July 10th, 2013
Yesterday, Kroger announced a $2.4 billion buy of North Carolina based grocery store Harris Teeter. The buy adds a high-end grocery store known for fresh produce and prepared foods to the Kroger portfolio. Kroger’s geographic presence also increases in the acquisition of Harris Teeter’s mid-atlantic and southeast stores, which it sees as a high-growth area.
The buy out was the subject of conversation with many of my friends yesterday. As a native of the southeast, I have high brand loyalty to Harris Teeter. Many that I spoke with were concerned that their beloved Teeters would convert to Krogers.

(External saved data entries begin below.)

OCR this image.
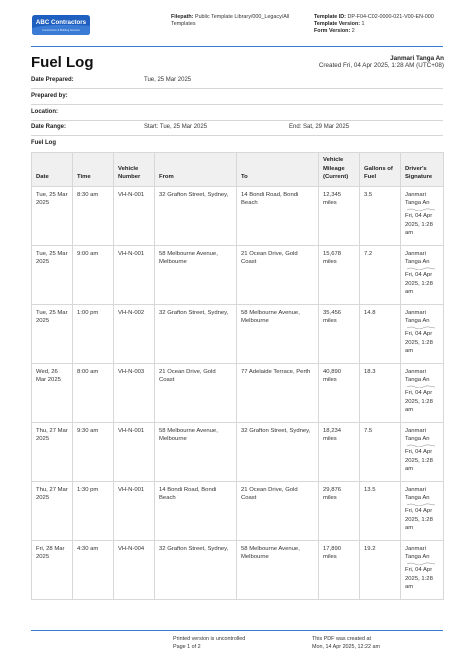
ABC Contractors
Construction & Building Services
Filepath: Public Template Library/000_Legacy/All Templates
Template ID: DP-F04-C02-0000-021-V00-EN-000
Template Version: 1
Form Version: 2
Fuel Log	Janmari Tanga An
Created Fri, 04 Apr 2025, 1:28 AM (UTC+08)
Date Prepared:	Tue, 25 Mar 2025
Prepared by:
Location:
Date Range:	Start: Tue, 25 Mar 2025	End: Sat, 29 Mar 2025
Fuel Log
Date	Time	Vehicle Number	From	To	Vehicle Mileage (Current)	Gallons of Fuel	Driver's Signature
Tue, 25 Mar 2025	8:30 am	VH-N-001	32 Grafton Street, Sydney,	14 Bondi Road, Bondi Beach	12,345 miles	3.5	Janmari Tanga An
Fri, 04 Apr 2025, 1:28 am
Tue, 25 Mar 2025	9:00 am	VH-N-001	58 Melbourne Avenue, Melbourne	21 Ocean Drive, Gold Coast	15,678 miles	7.2	Janmari Tanga An
Fri, 04 Apr 2025, 1:28 am
Tue, 25 Mar 2025	1:00 pm	VH-N-002	32 Grafton Street, Sydney,	58 Melbourne Avenue, Melbourne	35,456 miles	14.8	Janmari Tanga An
Fri, 04 Apr 2025, 1:28 am
Wed, 26 Mar 2025	8:00 am	VH-N-003	21 Ocean Drive, Gold Coast	77 Adelaide Terrace, Perth	40,890 miles	18.3	Janmari Tanga An
Fri, 04 Apr 2025, 1:28 am
Thu, 27 Mar 2025	9:30 am	VH-N-001	58 Melbourne Avenue, Melbourne	32 Grafton Street, Sydney,	18,234 miles	7.5	Janmari Tanga An
Fri, 04 Apr 2025, 1:28 am
Thu, 27 Mar 2025	1:30 pm	VH-N-001	14 Bondi Road, Bondi Beach	21 Ocean Drive, Gold Coast	29,876 miles	13.5	Janmari Tanga An
Fri, 04 Apr 2025, 1:28 am
Fri, 28 Mar 2025	4:30 am	VH-N-004	32 Grafton Street, Sydney,	58 Melbourne Avenue, Melbourne	17,890 miles	19.2	Janmari Tanga An
Fri, 04 Apr 2025, 1:28 am
Printed version is uncontrolled
Page 1 of 2
This PDF was created at
Mon, 14 Apr 2025, 12:22 am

But that doesn’t seem to be the case, much to our relief. Kroger, like many parent companies, owns a portfolio of stores from Fred Meyer to Ralphs. Communications thus far imply that Kroger will maintain the Harris Teeter name, employees, and growth plan. Kroger hopes to benefit from Harris Teeter’s current market, and Harris Teeter hopes to benefit from Kroger’s purchasing power. That’s an arrangement that we all can appreciate.

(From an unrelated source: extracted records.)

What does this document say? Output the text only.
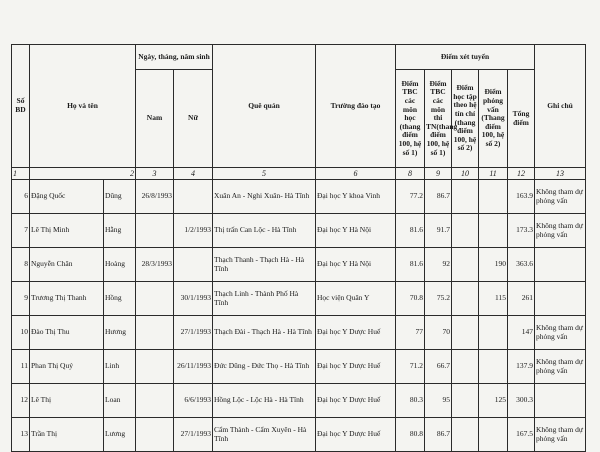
Số BD	Họ và tên		Ngày, tháng, năm sinh		Quê quán	Trường đào tạo	Điểm xét tuyển					Ghi chú
			Nam	Nữ			Điểm TBC các môn học (thang điểm 100, hệ số 1)	Điểm TBC các môn thi TN(thang điểm 100, hệ số 1)	Điểm học tập theo hệ tín chỉ (thang điểm 100, hệ số 2)	Điểm phỏng vấn (Thang điểm 100, hệ số 2)	Tổng điểm	

1	2		3	4	5	6	8	9	10	11	12	13
6	Đặng Quốc	Dũng	26/8/1993		Xuân An - Nghi Xuân- Hà Tĩnh	Đại học Y khoa Vinh	77.2	86.7			163.9	Không tham dự phỏng vấn
7	Lê Thị Minh	Hằng		1/2/1993	Thị trấn Can Lộc - Hà Tĩnh	Đại học Y Hà Nội	81.6	91.7			173.3	Không tham dự phỏng vấn
8	Nguyễn Chân	Hoàng	28/3/1993		Thạch Thanh - Thạch Hà - Hà Tĩnh	Đại học Y Hà Nội	81.6	92		190	363.6	
9	Trương Thị Thanh	Hồng		30/1/1993	Thạch Linh - Thành Phố Hà Tĩnh	Học viện Quân Y	70.8	75.2		115	261	
10	Đào Thị Thu	Hương		27/1/1993	Thạch Đài - Thạch Hà - Hà Tĩnh	Đại học Y Dược Huế	77	70			147	Không tham dự phỏng vấn
11	Phan Thị Quý	Linh		26/11/1993	Đức Dũng - Đức Thọ - Hà Tĩnh	Đại học Y Dược Huế	71.2	66.7			137.9	Không tham dự phỏng vấn
12	Lê Thị	Loan		6/6/1993	Hồng Lộc - Lộc Hà - Hà Tĩnh	Đại học Y Dược Huế	80.3	95		125	300.3	
13	Trần Thị	Lương		27/1/1993	Cẩm Thành - Cẩm Xuyên - Hà Tĩnh	Đại học Y Dược Huế	80.8	86.7			167.5	Không tham dự phỏng vấn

This is a common theme across industries, which we see reflected at the Sustainable Packaging Coalition. Membership is based on the parent company. Once the company joins, all business units become members. Parent companies range from centralized control to highly independent business units to a combination of both. Acquisitions change our membership composition and revenues, and require a deeper dive in to who owns whom and how we can best work with the parent companies or business units.